My good Tammy was able to teach her gelding, Chucho to empty is bladder on command. Everyday, everyday, everyday. She spent a lot of time with him and when he would voluntarily pee she would respond with a verbal cue "go pee-pee" (lol), tap on his back where his kidneys are located, and reward after he was done. The communication between horse and human is awesome between these two. Here's the video!


----------



## sunhorse

that would help people well they are on the road i think lol. interesting thing to teach your horse would have never thought to teach that to one.


----------



## poundinghooves

Interesting... lol. It would be helpful right before entering the show ring!


----------



## jumanji321

Well, the TBs that race on the track here are sort of train to pee on command because of drug testing after racing.

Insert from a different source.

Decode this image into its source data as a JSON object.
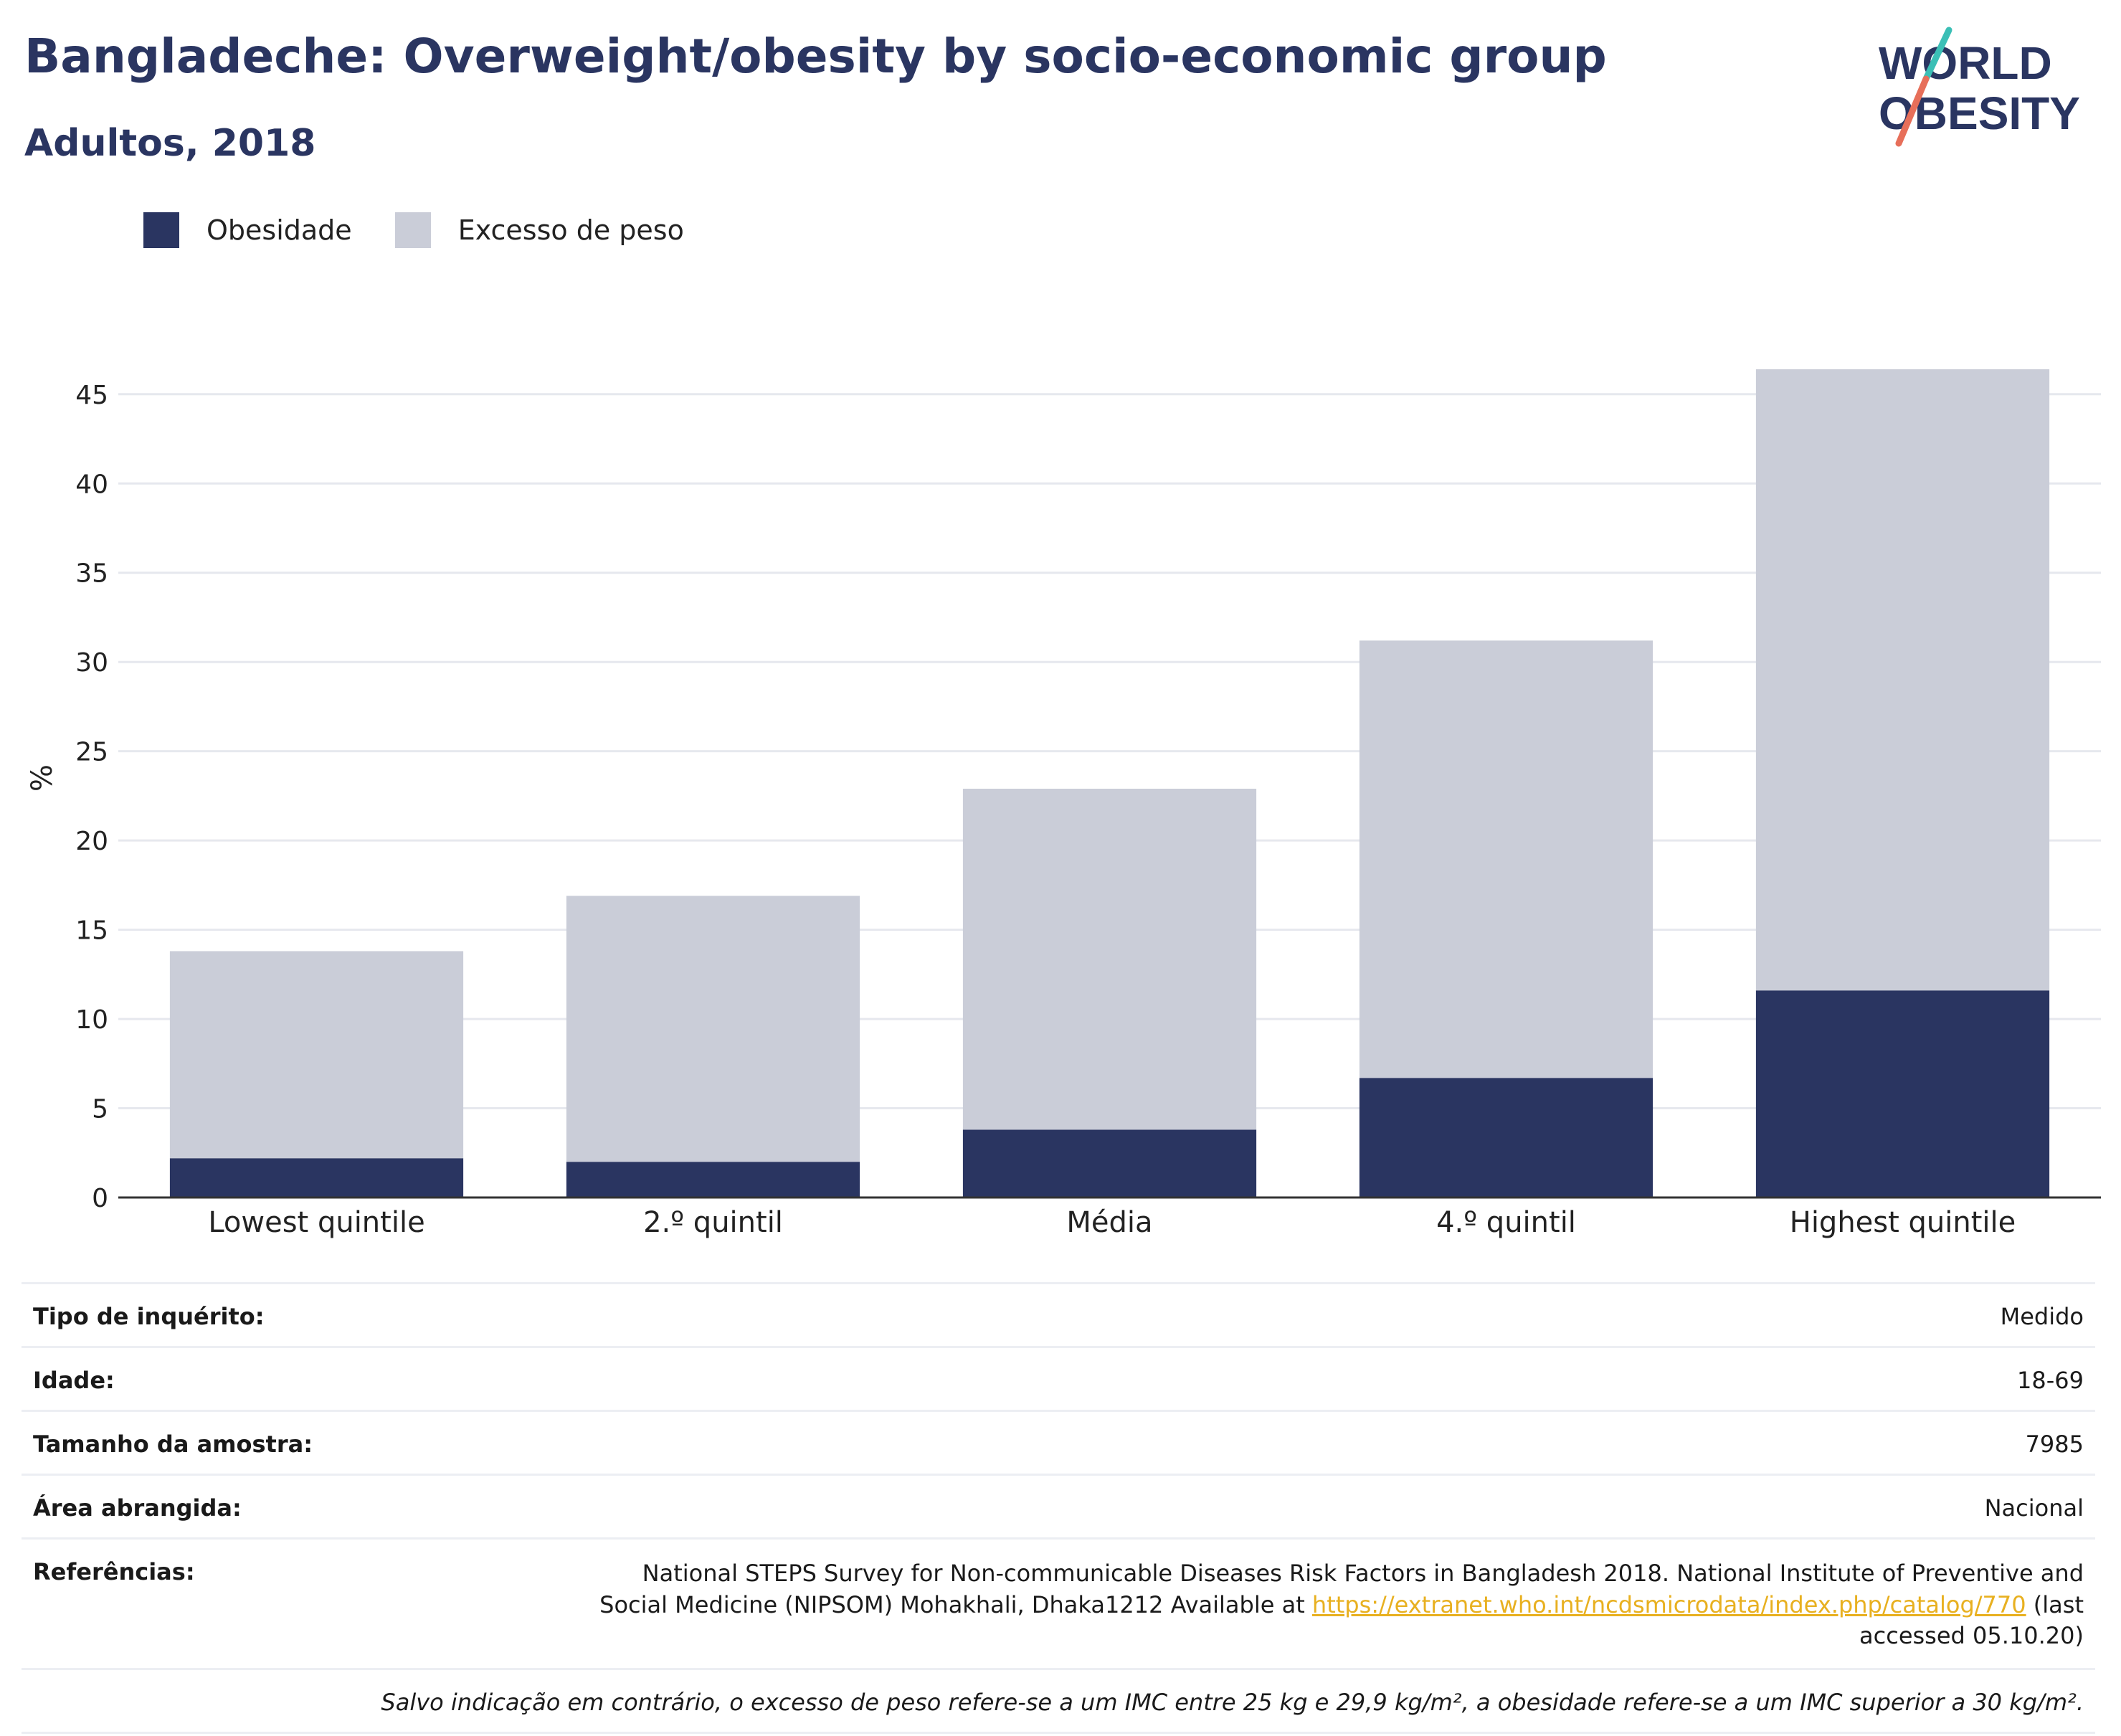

They drink and walk while the testers time them. When the horse is put in to the stall, the tester whistles in a certain way to calm the horse. The more experienced racers generally pee not long after they enter the stall. The timing makes it easier for the next drug test as they have a better idea of how long it takes for the horse to get the urge to urinate. This would be useful for them, but I wouldn't want to be the one to try and do it on an adrenaline fueled, post-race TB haha!


----------



## Poseidon

A woman I knew used to train their show horses to pee on command, but her method was to whistle immediately if they started to pee until they associated the sound with peeing, so eventually, she would be able to whistle and they'd go.


----------



## DancingArabian

Yea a lot of the track horses are trained to pee and some not so much. It really makes things easier when they just go!
_Posted via Mobile Device_


----------